Life imprisonment is the minimum punishment for anyone convicted of having gay sex, under an anti-homosexuality bill currently before Uganda’s parliament. If the accused person is HIV positive or a serial offender, or a “person of authority” over the other partner, or if the “victim” is under 18, a conviction will result in the death penalty.

Members of the public are obliged to report any homosexual activity to police with 24 hours or risk up to three years in jail – a scenario that human rights campaigners say will result in a witchhunt.
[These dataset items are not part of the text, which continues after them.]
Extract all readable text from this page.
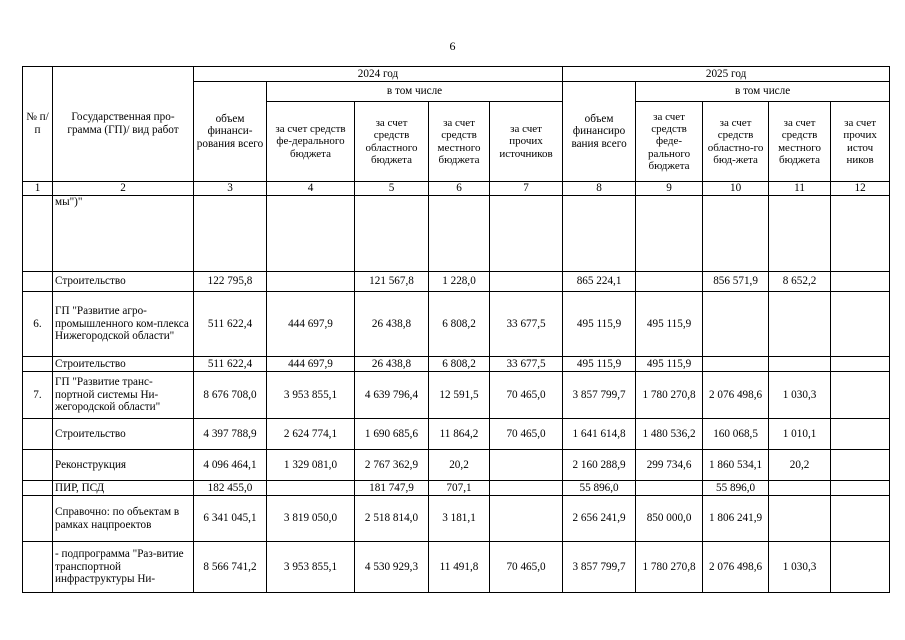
6
№ п/п	Государственная про-грамма (ГП)/ вид работ	2024 год					2025 год				
		объем финанси-рования всего	в том числе				объем финансиро вания всего	в том числе			
			за счет средств фе-дерального бюджета	за счет средств областного бюджета	за счет средств местного бюджета	за счет прочих источников		за счет средств феде-рального бюджета	за счет средств областно-го бюд-жета	за счет средств местного бюджета	за счет прочих источ ников
1	2	3	4	5	6	7	8	9	10	11	12
	мы")"										
	Строительство	122 795,8		121 567,8	1 228,0		865 224,1		856 571,9	8 652,2	
6.	ГП "Развитие агро-промышленного ком-плекса Нижегородской области"	511 622,4	444 697,9	26 438,8	6 808,2	33 677,5	495 115,9	495 115,9			
	Строительство	511 622,4	444 697,9	26 438,8	6 808,2	33 677,5	495 115,9	495 115,9			
7.	ГП "Развитие транс-портной системы Ни-жегородской области"	8 676 708,0	3 953 855,1	4 639 796,4	12 591,5	70 465,0	3 857 799,7	1 780 270,8	2 076 498,6	1 030,3	
	Строительство	4 397 788,9	2 624 774,1	1 690 685,6	11 864,2	70 465,0	1 641 614,8	1 480 536,2	160 068,5	1 010,1	
	Реконструкция	4 096 464,1	1 329 081,0	2 767 362,9	20,2		2 160 288,9	299 734,6	1 860 534,1	20,2	
	ПИР, ПСД	182 455,0		181 747,9	707,1		55 896,0		55 896,0		
	Справочно: по объектам в рамках нацпроектов	6 341 045,1	3 819 050,0	2 518 814,0	3 181,1		2 656 241,9	850 000,0	1 806 241,9		
	- подпрограмма "Раз-витие транспортной инфраструктуры Ни-	8 566 741,2	3 953 855,1	4 530 929,3	11 491,8	70 465,0	3 857 799,7	1 780 270,8	2 076 498,6	1 030,3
Ugandans breaking the new law abroad will be subject to extradition requests.

Several people, including Rachel Maddow, have brought up The Family, the secretive evangelical group in Washington that puts on the National Prayer Breakfast, also mentioning Sen. Jim Inhofe’s connections both to the group and to Uganda. In fact, Inhofe has taken a special interest in Uganda, having traveled there about twice a year since 1998. According to a piece in The Oklahoman, Charles Ssentongo (deputy chief of mission at the Ugandan Embassy in Washington) said Inhofe “has been a good friend of Africa and Uganda in particular. Senator Inhofe has been one of the leading voices on the various issues facing our continent.”
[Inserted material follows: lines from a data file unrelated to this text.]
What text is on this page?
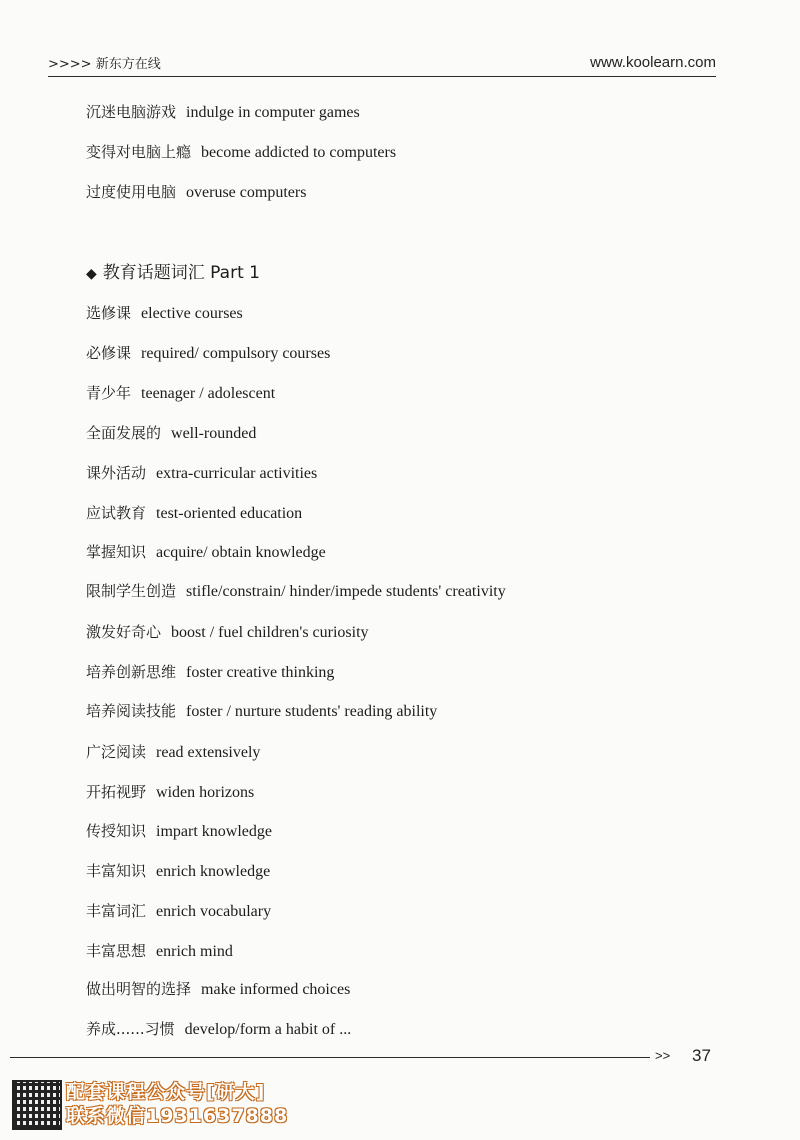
>>>> 新东方在线	www.koolearn.com
沉迷电脑游戏 indulge in computer games
变得对电脑上瘾 become addicted to computers
过度使用电脑 overuse computers
◆ 教育话题词汇 Part 1
选修课 elective courses
必修课 required/ compulsory courses
青少年 teenager / adolescent
全面发展的 well-rounded
课外活动 extra-curricular activities
应试教育 test-oriented education
掌握知识 acquire/ obtain knowledge
限制学生创造 stifle/constrain/ hinder/impede students' creativity
激发好奇心 boost / fuel children's curiosity
培养创新思维 foster creative thinking
培养阅读技能 foster / nurture students' reading ability
广泛阅读 read extensively
开拓视野 widen horizons
传授知识 impart knowledge
丰富知识 enrich knowledge
丰富词汇 enrich vocabulary
丰富思想 enrich mind
做出明智的选择 make informed choices
养成......习惯 develop/form a habit of ...
>> 37
配套课程公众号[研大]
联系微信1931637888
As a constituent of his, I wrote a note to Sen. Inhofe using the form on his web site:

Dear Sen. Inhofe,

Charles Ssentongo, deputy chief of mission at the Ugandan Embassy in Washington, described you as “a good friend of Africa and Uganda in particular.” As your constituent, I would like to ask you to exercise your friendship with Uganda to clarify your position on an issue that has been raised there recently.

According the British newspaper The Guardian, Uganda, a state that already has strong anti-homosexuality laws, is considering the passage of an even stronger new bill. From the article:

“Life imprisonment is the minimum punishment for anyone convicted of having gay sex, under an anti-homosexuality bill currently before Uganda’s parliament. If the accused person is HIV positive or a serial offender, or a “person of authority” over the other partner, or if the “victim” is under 18, a conviction will result in the death penalty.
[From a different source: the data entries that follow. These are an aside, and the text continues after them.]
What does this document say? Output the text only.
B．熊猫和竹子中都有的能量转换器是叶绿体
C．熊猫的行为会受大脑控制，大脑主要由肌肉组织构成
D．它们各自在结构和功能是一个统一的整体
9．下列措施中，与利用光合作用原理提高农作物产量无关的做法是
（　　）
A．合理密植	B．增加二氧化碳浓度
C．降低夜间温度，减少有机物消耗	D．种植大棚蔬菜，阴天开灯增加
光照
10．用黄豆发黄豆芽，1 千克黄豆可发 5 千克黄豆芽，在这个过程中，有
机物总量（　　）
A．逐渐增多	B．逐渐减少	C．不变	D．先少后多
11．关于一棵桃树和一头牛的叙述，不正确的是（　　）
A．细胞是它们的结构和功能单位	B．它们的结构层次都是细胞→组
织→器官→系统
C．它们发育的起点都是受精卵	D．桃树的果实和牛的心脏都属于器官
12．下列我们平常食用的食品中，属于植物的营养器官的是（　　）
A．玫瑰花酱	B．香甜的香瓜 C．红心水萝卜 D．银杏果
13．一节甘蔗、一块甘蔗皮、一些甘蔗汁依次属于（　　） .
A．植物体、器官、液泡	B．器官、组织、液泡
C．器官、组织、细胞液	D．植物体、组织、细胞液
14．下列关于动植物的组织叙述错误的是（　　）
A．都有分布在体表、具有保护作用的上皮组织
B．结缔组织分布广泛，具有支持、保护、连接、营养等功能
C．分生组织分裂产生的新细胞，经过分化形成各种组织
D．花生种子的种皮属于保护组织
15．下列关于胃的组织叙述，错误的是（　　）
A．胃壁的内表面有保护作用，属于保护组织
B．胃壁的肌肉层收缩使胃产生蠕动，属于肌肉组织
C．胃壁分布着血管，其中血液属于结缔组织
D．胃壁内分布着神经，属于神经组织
Members of the public are obliged to report any homosexual activity to police with 24 hours or risk up to three years in jail – a scenario that human rights campaigners say will result in a witchhunt. Ugandans breaking the new law abroad will be subject to extradition requests.”

There have been several articles written recently insinuating your support for this action, even going so far as blaming your and others’ humanitarian interest in the country for this bill, currently under consideration. This seems doubtful.

However, given your particular relationship with Uganda, I would imagine you are uniquely qualified to comment on this “aggravated homosexuality” bill, and that your condemnation of it might carry special weight.

I would appreciate hearing your comments and, hopefully, even some kind of public statement. Thank you for your time.

It is not what I would call strongly worded by any means, but I feel it gets the point across. I’ll post any reply that I receive.